Sveino / Inst4CIM-KG

Instance of CIM Knowledge Graph
Apache License 2.0
5 stars 1 forks source link

Add Datatypes To Instance Data #49

Open VladimirAlexiev opened 2 months ago

VladimirAlexiev commented 2 months ago

In CGMES instance data, all literals are string, but should be marked with the appropriate datatype.

This query counts props by XSD datatype:

PREFIX xsd: <http://www.w3.org/2001/XMLSchema#>
PREFIX rdfs: <http://www.w3.org/2000/01/rdf-schema#>

select ?range (count(*) as ?c) {
   ?x rdfs:range ?range
    filter(strstarts(str(?range), str(xsd:)))
} group by ?range order by ?range
Here are the current results, but it should be rerun after fixes to ontology: see col "comment" range c comment
xsd:boolean 218 Inflated because meta-data props are duplicated, and many are boolean
xsd:dateTime 5
xsd:decimal 1
xsd:float 310 Deflated because eg cim:ActivePower.value may be used by hundreds of "real" props
xsd:gMonthDay 2
xsd:integer 36
xsd:string 51

I have a tentative SPARQL Update, but need to revise it.

griddigit-ci commented 2 months ago

Need to discuss if we have concerns related to the file size.

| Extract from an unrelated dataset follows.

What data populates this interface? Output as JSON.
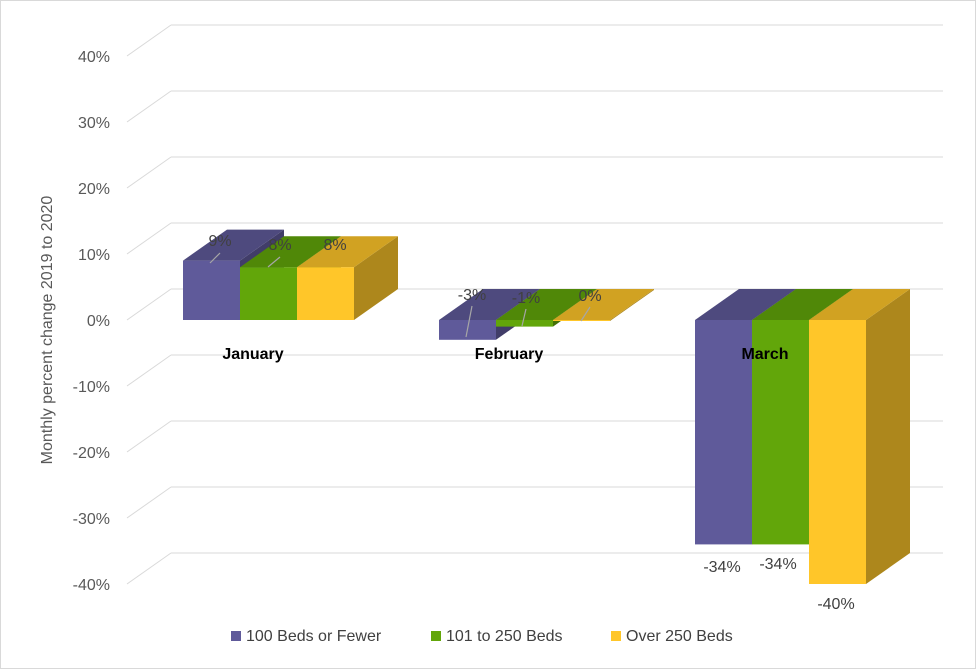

It will be very good if we have explicit datatypes in the instance data as this will not require post processing and mappings are parsing time to enable SHACL validation of datatypes. Is it common to assume the xsd:string so that we do not want to declare that one? How JSON-LD will deal with it? I think we can manage this with some sort of context so that we do not have repetitions in the serialisations.

VladimirAlexiev commented 2 months ago

@griddigit-ci @Sveino

About JSON-LD: #55

VladimirAlexiev commented 1 month ago

Done, see https://github.com/Sveino/Inst4CIM-KG/blob/develop/rdf-improved/fix-datatypes.ru

Sveino commented 4 weeks ago

We cannot really do anything on this for CIMXML, so this must be address as for of JSON-LD. This was discussed in https://github.com/3lbits/CIM4NoUtility/issues/278. I agree with Valdimir comment regarding sizing - the support for zip is an issue we need to discuss as well. The thinking for JSON-LD was that this information is derived from the profile, but it must be 1.23 and not "1.23" for a float. My understanding now is that when we import the CIM XML we will run the script above that will add the correct Datatype for the instance data?

VladimirAlexiev commented 3 weeks ago

We cannot really do anything on this for CIMXML

Why not? If we do, it'll just add attribute rdf:datatype to every value. Will that break any software? Or do you mean that you cannot demand it in the spec?

when we import the CIM XML we will run the script above that will add the correct Datatype for the instance data?

It can be used in two ways:

VladimirAlexiev commented 3 weeks ago

Reopening so you can decide whether it's unfeasible to use rdf:datatype in CIM XML.

Sveino commented 3 weeks ago

We cannot really do anything on this for CIMXML

Why not? If we do, it'll just add attribute rdf:datatype to every value. Will that break any software? Or do you mean that you cannot demand it in the spec?

We have to update the spec for CIM XML - which we are planning to do. But we do not have a approved specification for JSON-LD (however, we have indicated to the vendor how we are planning to do it)

when we import the CIM XML we will run the script above that will add the correct Datatype for the instance data?

It can be used in two ways:

With jena update (in-memory SPARQL Update) to add datatypes to a file. I'll use that when producing Trig and JSONLD In a semantic repo after loading CIM XML

We can also run a script of the instance fil to create a new instance file. At Statnett we also have a code for exporting CIM XML from GraphDB.